Department of Biology, University of Waterloo, Waterloo, ON, Canada.
Genome Biol Evol. 2023 Jul 3;15(7). doi: 10.1093/gbe/evad129.
C4 photosynthesis is known to have at least 61 independent origins across plant lineages making it one of the most notable examples of convergent evolution. Of the >60 independent origins, a predicted 22-24 origins, encompassing greater than 50% of all known C4 species, exist within the Panicoideae, Arundinoideae, Chloridoideae, Micrairoideae, Aristidoideae, and Danthonioideae (PACMAD) clade of the Poaceae family. This clade is therefore primed with species ideal for the study of genomic changes associated with the acquisition of the C4 photosynthetic trait. In this study, we take advantage of the growing availability of sequenced plastid genomes and employ a machine learning (ML) approach to screen for plastid genes harboring C3 and C4 distinguishing information in PACMAD species. We demonstrate that certain plastid-encoded protein sequences possess distinguishing and informative sequence information that allows them to train accurate ML C3/C4 classification models. Our RbcL-trained model, for example, informs a C3/C4 classifier with greater than 99% accuracy. Accurate prediction of photosynthetic type from individual sequences suggests biologically relevant, and potentially differing roles of these sequence products in C3 versus C4 metabolism. With this ML framework, we have identified several key sequences and sites that are most predictive of C3/C4 status, including RbcL, subunits of the NAD(P)H dehydrogenase complex, and specific residues within, further highlighting their potential significance in the evolution and/or maintenance of C4 photosynthetic machinery. This general approach can be applied to uncover intricate associations between other similar genotype-phenotype relationships.

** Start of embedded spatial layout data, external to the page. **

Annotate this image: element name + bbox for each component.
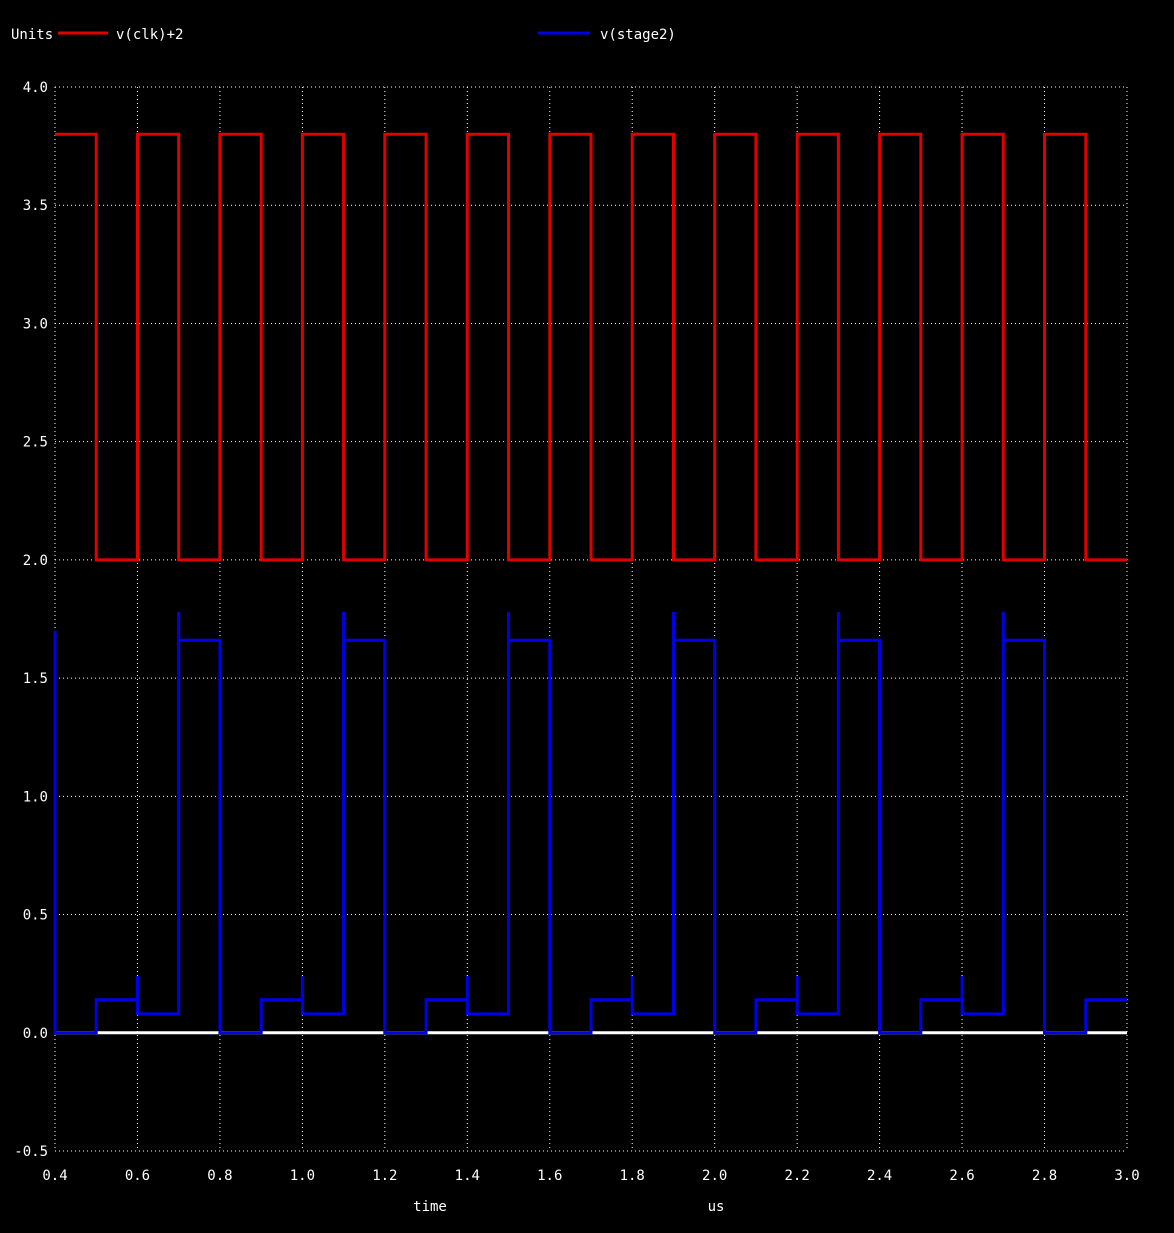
y-tick-labels: -0.5 0.0 0.5 1.0 1.5 2.0 2.5 3.0 3.5 4.0 <box>14 80 48 1160</box>
y-tick-label: 2.0 <box>23 553 48 569</box>
y-tick-label: -0.5 <box>14 1144 48 1160</box>
x-tick-label: 0.4 <box>42 1168 67 1184</box>
x-tick-label: 2.4 <box>867 1168 892 1184</box>
x-tick-label: 2.0 <box>702 1168 727 1184</box>
series-layer <box>53 132 1127 1035</box>
units-label: Units <box>11 27 53 43</box>
legend: Units v(clk)+2 v(stage2) <box>11 27 676 43</box>
x-axis-label: time <box>413 1199 447 1215</box>
x-tick-label: 1.8 <box>620 1168 645 1184</box>
y-tick-label: 3.0 <box>23 316 48 332</box>
series-line-stage2 <box>53 611 1127 1035</box>
y-tick-label: 0.0 <box>23 1026 48 1042</box>
y-tick-label: 0.5 <box>23 908 48 924</box>
x-tick-label: 0.8 <box>207 1168 232 1184</box>
x-tick-label: 1.2 <box>372 1168 397 1184</box>
x-tick-label: 2.2 <box>785 1168 810 1184</box>
x-tick-label: 2.8 <box>1032 1168 1057 1184</box>
x-axis-unit: us <box>708 1199 725 1215</box>
legend-label-clk: v(clk)+2 <box>116 27 183 43</box>
y-tick-label: 1.5 <box>23 671 48 687</box>
series-line-clk <box>55 132 1127 562</box>
legend-label-stage2: v(stage2) <box>600 27 676 43</box>
y-tick-label: 4.0 <box>23 80 48 96</box>
y-tick-label: 1.0 <box>23 789 48 805</box>
x-tick-labels: 0.4 0.6 0.8 1.0 1.2 1.4 1.6 1.8 2.0 2.2 2.4 2.6 2.8 3… <box>42 1168 1139 1184</box>
x-tick-label: 3.0 <box>1114 1168 1139 1184</box>
x-tick-label: 1.6 <box>537 1168 562 1184</box>
x-tick-label: 2.6 <box>949 1168 974 1184</box>
x-tick-label: 1.4 <box>455 1168 480 1184</box>
y-tick-label: 3.5 <box>23 198 48 214</box>
x-tick-label: 1.0 <box>290 1168 315 1184</box>
x-tick-label: 0.6 <box>125 1168 150 1184</box>
y-tick-label: 2.5 <box>23 435 48 451</box>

C4 光合作用至少有 61 个独立起源于植物谱系,是趋同进化最显著的例子之一。在 >60 个独立起源中,预测有 22-24 个起源,占所有已知 C4 物种的 50%以上,存在于禾本科的 Panicoideae、Arundinoideae、Chloridoideae、Micrairoideae、Aristidoideae 和 Danthonioideae(PACMAD)分支中。因此,这个分支有理想的物种,适合研究与获得 C4 光合作用特性相关的基因组变化。在这项研究中,我们利用不断增长的已测序质体基因组的可用性,并采用机器学习 (ML) 方法筛选 PACMAD 物种中含有 C3 和 C4 区分信息的质体基因。我们证明某些质体编码的蛋白质序列具有区分和信息丰富的序列信息,使它们能够训练准确的 ML C3/C4 分类模型。例如,我们训练的 RbcL 模型以大于 99%的准确率告知 C3/C4 分类器。从单个序列准确预测光合作用类型表明这些序列产物在 C3 与 C4 代谢中具有生物学上相关的、潜在不同的作用。使用这种 ML 框架,我们已经确定了几个最能预测 C3/C4 状态的关键序列和位点,包括 RbcL、NAD(P)H 脱氢酶复合物的亚基以及其中的特定残基,进一步强调了它们在 C4 光合作用机制的进化和/或维持中的潜在意义。这种通用方法可用于揭示其他类似基因型-表型关系之间的复杂关联。